Growth Outlook Cut to Post-Recession Lows

The trade war between the United States and China has plunged global growth to its lowest levels in a decade, a worldwide economic organization said on Thursday as it slashed its forecasts.

The Organization for Economic Cooperation and Development (OECD) said that the global economy risked entering a new, lasting low-growth phase if governments continued to dither over how to respond.

The OECD went on to say the global economy will see its weakest growth since the 2008-2009 financial crisis this year, slowing from 3.6% last year to 2.9% this year before a predicted 3.0% in 2020.

The Paris-based policy forum said the outlook had taken a turn for the worse since it last updated its forecasts in May, when it estimated the global economy would grow 3.2% this year and 3.4% in 2020.

Trade growth, which had been the motor of the global recovery after the financial crisis had fallen from 5% in 2017 into negative territory now.

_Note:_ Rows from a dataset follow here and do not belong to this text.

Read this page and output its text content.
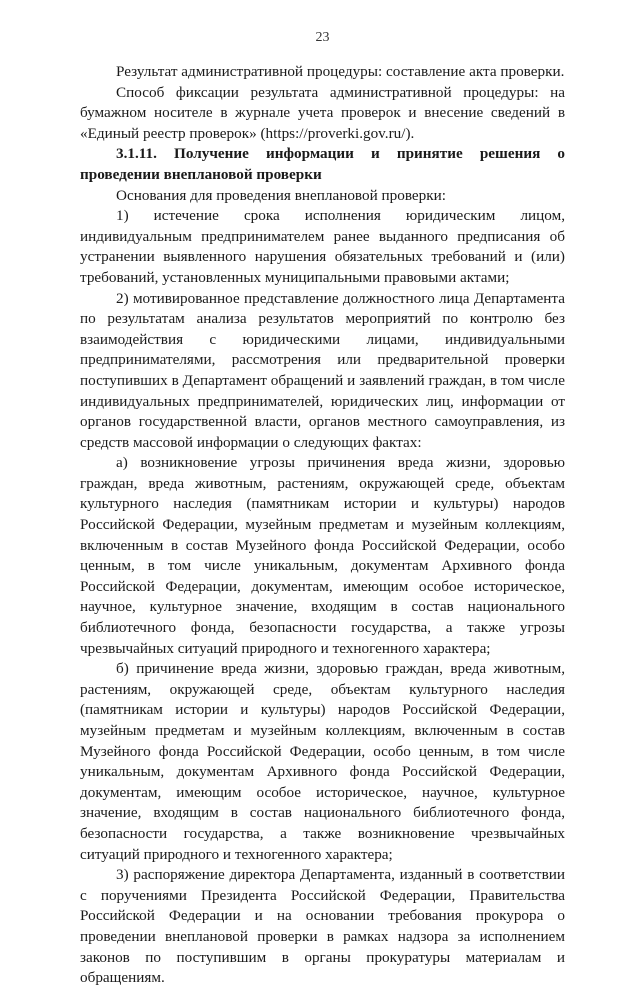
23

Результат административной процедуры: составление акта проверки.

Способ фиксации результата административной процедуры: на бумажном носителе в журнале учета проверок и внесение сведений в «Единый реестр проверок» (https://proverki.gov.ru/).

3.1.11. Получение информации и принятие решения о проведении внеплановой проверки

Основания для проведения внеплановой проверки:

1) истечение срока исполнения юридическим лицом, индивидуальным предпринимателем ранее выданного предписания об устранении выявленного нарушения обязательных требований и (или) требований, установленных муниципальными правовыми актами;

2) мотивированное представление должностного лица Департамента по результатам анализа результатов мероприятий по контролю без взаимодействия с юридическими лицами, индивидуальными предпринимателями, рассмотрения или предварительной проверки поступивших в Департамент обращений и заявлений граждан, в том числе индивидуальных предпринимателей, юридических лиц, информации от органов государственной власти, органов местного самоуправления, из средств массовой информации о следующих фактах:

а) возникновение угрозы причинения вреда жизни, здоровью граждан, вреда животным, растениям, окружающей среде, объектам культурного наследия (памятникам истории и культуры) народов Российской Федерации, музейным предметам и музейным коллекциям, включенным в состав Музейного фонда Российской Федерации, особо ценным, в том числе уникальным, документам Архивного фонда Российской Федерации, документам, имеющим особое историческое, научное, культурное значение, входящим в состав национального библиотечного фонда, безопасности государства, а также угрозы чрезвычайных ситуаций природного и техногенного характера;

б) причинение вреда жизни, здоровью граждан, вреда животным, растениям, окружающей среде, объектам культурного наследия (памятникам истории и культуры) народов Российской Федерации, музейным предметам и музейным коллекциям, включенным в состав Музейного фонда Российской Федерации, особо ценным, в том числе уникальным, документам Архивного фонда Российской Федерации, документам, имеющим особое историческое, научное, культурное значение, входящим в состав национального библиотечного фонда, безопасности государства, а также возникновение чрезвычайных ситуаций природного и техногенного характера;

3) распоряжение директора Департамента, изданный в соответствии с поручениями Президента Российской Федерации, Правительства Российской Федерации и на основании требования прокурора о проведении внеплановой проверки в рамках надзора за исполнением законов по поступившим в органы прокуратуры материалам и обращениям.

Meanwhile, trade tensions have weighed on business confidence, knocking investment growth down from 4% two years ago to only 1%.

The OECD said that there was evidence that the trade standoff was taking its toll on the U.S. economy, hitting some manufactured products and triggering farm bankruptcies.

The world’s biggest economy would grow 2.4% this year and 2.0% next year instead of the 2.8% growth this year and 2.3% growth next, that the OECD had forecast in May.